In the world of projects and business, the term “tender” is something commonly found. A tender is a series of bidding activities that aim to select, obtain, determine and appoint which company is more appropriate and feasible to work on a work package. The term is an Explanation of Law Number 5 of 1999 Prohibition of Monopolistic Practices and Unfair Business Competition. Referring to the definition of the tender above, the activities in it are not only limited to price bidding activities, but also in practice the tender consists of various core activities, namely price bidding (Quantity) and technical / material offers (Quality).

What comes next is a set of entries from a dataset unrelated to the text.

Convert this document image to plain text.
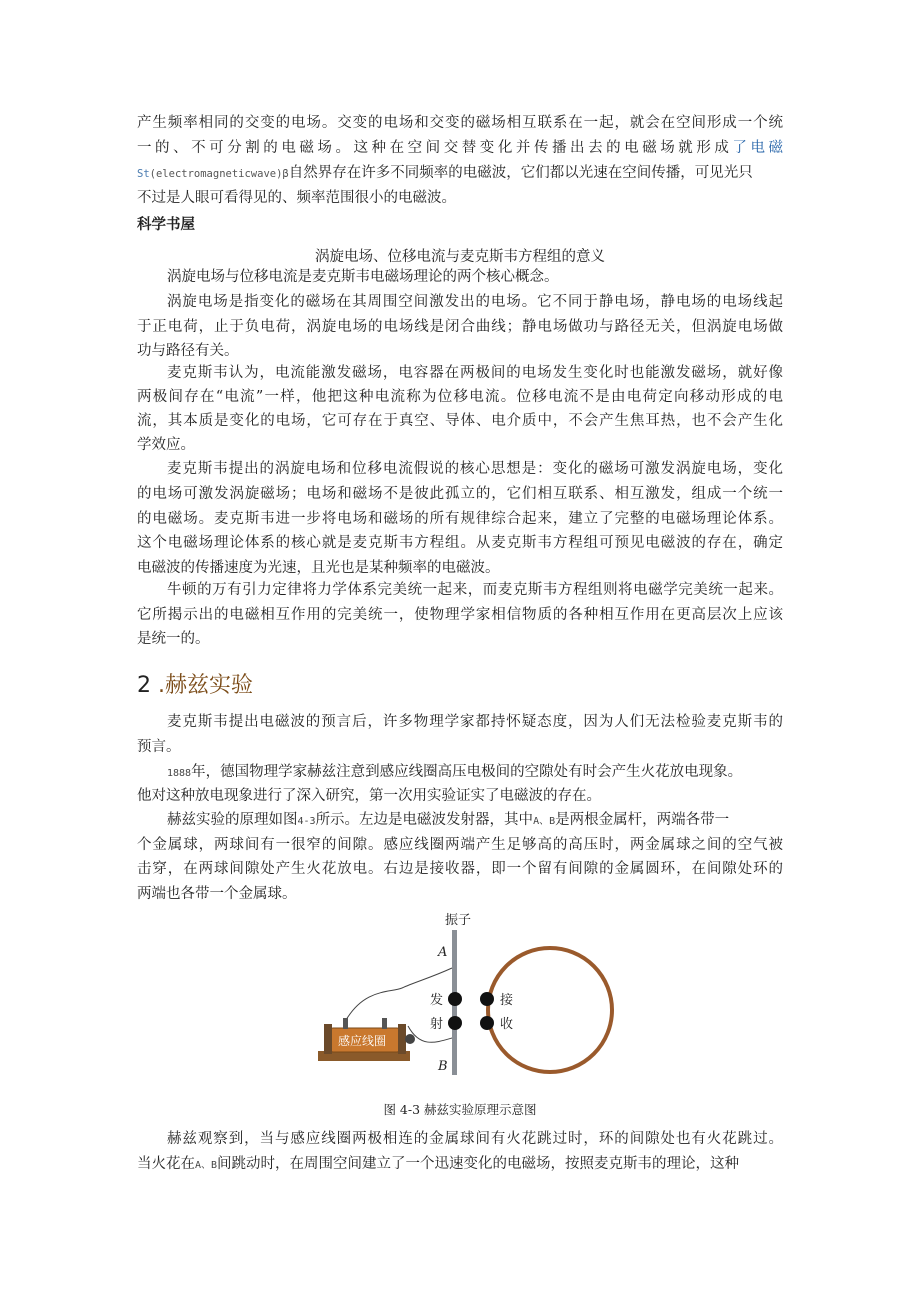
产生频率相同的交变的电场。交变的电场和交变的磁场相互联系在一起，就会在空间形成一个统
一的、不可分割的电磁场。这种在空间交替变化并传播出去的电磁场就形成了电磁
St(electromagneticwave)β自然界存在许多不同频率的电磁波，它们都以光速在空间传播，可见光只
不过是人眼可看得见的、频率范围很小的电磁波。
科学书屋
涡旋电场、位移电流与麦克斯韦方程组的意义
涡旋电场与位移电流是麦克斯韦电磁场理论的两个核心概念。
涡旋电场是指变化的磁场在其周围空间激发出的电场。它不同于静电场，静电场的电场线起
于正电荷，止于负电荷，涡旋电场的电场线是闭合曲线；静电场做功与路径无关，但涡旋电场做
功与路径有关。
麦克斯韦认为，电流能激发磁场，电容器在两极间的电场发生变化时也能激发磁场，就好像
两极间存在“电流”一样，他把这种电流称为位移电流。位移电流不是由电荷定向移动形成的电
流，其本质是变化的电场，它可存在于真空、导体、电介质中，不会产生焦耳热，也不会产生化
学效应。
麦克斯韦提出的涡旋电场和位移电流假说的核心思想是：变化的磁场可激发涡旋电场，变化
的电场可激发涡旋磁场；电场和磁场不是彼此孤立的，它们相互联系、相互激发，组成一个统一
的电磁场。麦克斯韦进一步将电场和磁场的所有规律综合起来，建立了完整的电磁场理论体系。
这个电磁场理论体系的核心就是麦克斯韦方程组。从麦克斯韦方程组可预见电磁波的存在，确定
电磁波的传播速度为光速，且光也是某种频率的电磁波。
牛顿的万有引力定律将力学体系完美统一起来，而麦克斯韦方程组则将电磁学完美统一起来。
它所揭示出的电磁相互作用的完美统一，使物理学家相信物质的各种相互作用在更高层次上应该
是统一的。
2 .赫兹实验
麦克斯韦提出电磁波的预言后，许多物理学家都持怀疑态度，因为人们无法检验麦克斯韦的
预言。
1888年，德国物理学家赫兹注意到感应线圈高压电极间的空隙处有时会产生火花放电现象。
他对这种放电现象进行了深入研究，第一次用实验证实了电磁波的存在。
赫兹实验的原理如图4-3所示。左边是电磁波发射器，其中A、B是两根金属杆，两端各带一
个金属球，两球间有一很窄的间隙。感应线圈两端产生足够高的高压时，两金属球之间的空气被
击穿，在两球间隙处产生火花放电。右边是接收器，即一个留有间隙的金属圆环，在间隙处环的
两端也各带一个金属球。
振子
A
B
发
射
接
收
感应线圈
图 4-3 赫兹实验原理示意图
赫兹观察到，当与感应线圈两极相连的金属球间有火花跳过时，环的间隙处也有火花跳过。
当火花在A、B间跳动时，在周围空间建立了一个迅速变化的电磁场，按照麦克斯韦的理论，这种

Activities of Price and technical/material bidding are important in the tender process because prices and technical materials are related to causality, where prices can determine the technical/material quality given later. Often in practice are several cases of ineffective tenders. This was explained by Syahrir in the EPC Workshop:
(Photo of Pak Shahrir)
“There are often honorable individuals who offer an ineffective tender price, offering unreasonably cheapest prices, which in turn will use materials of low quality. This can lead to unfair business competition”
The effort the tender owner is expected to do if he finds such the party is to offer the tender to another party to thwart that ineffective tender process.
Therefore, tender participants must be careful in determining prices so as not to harm the tender owner. A tender owner must look at the price offer given by the bidder by comparing the quality of the goods provided and the price offered.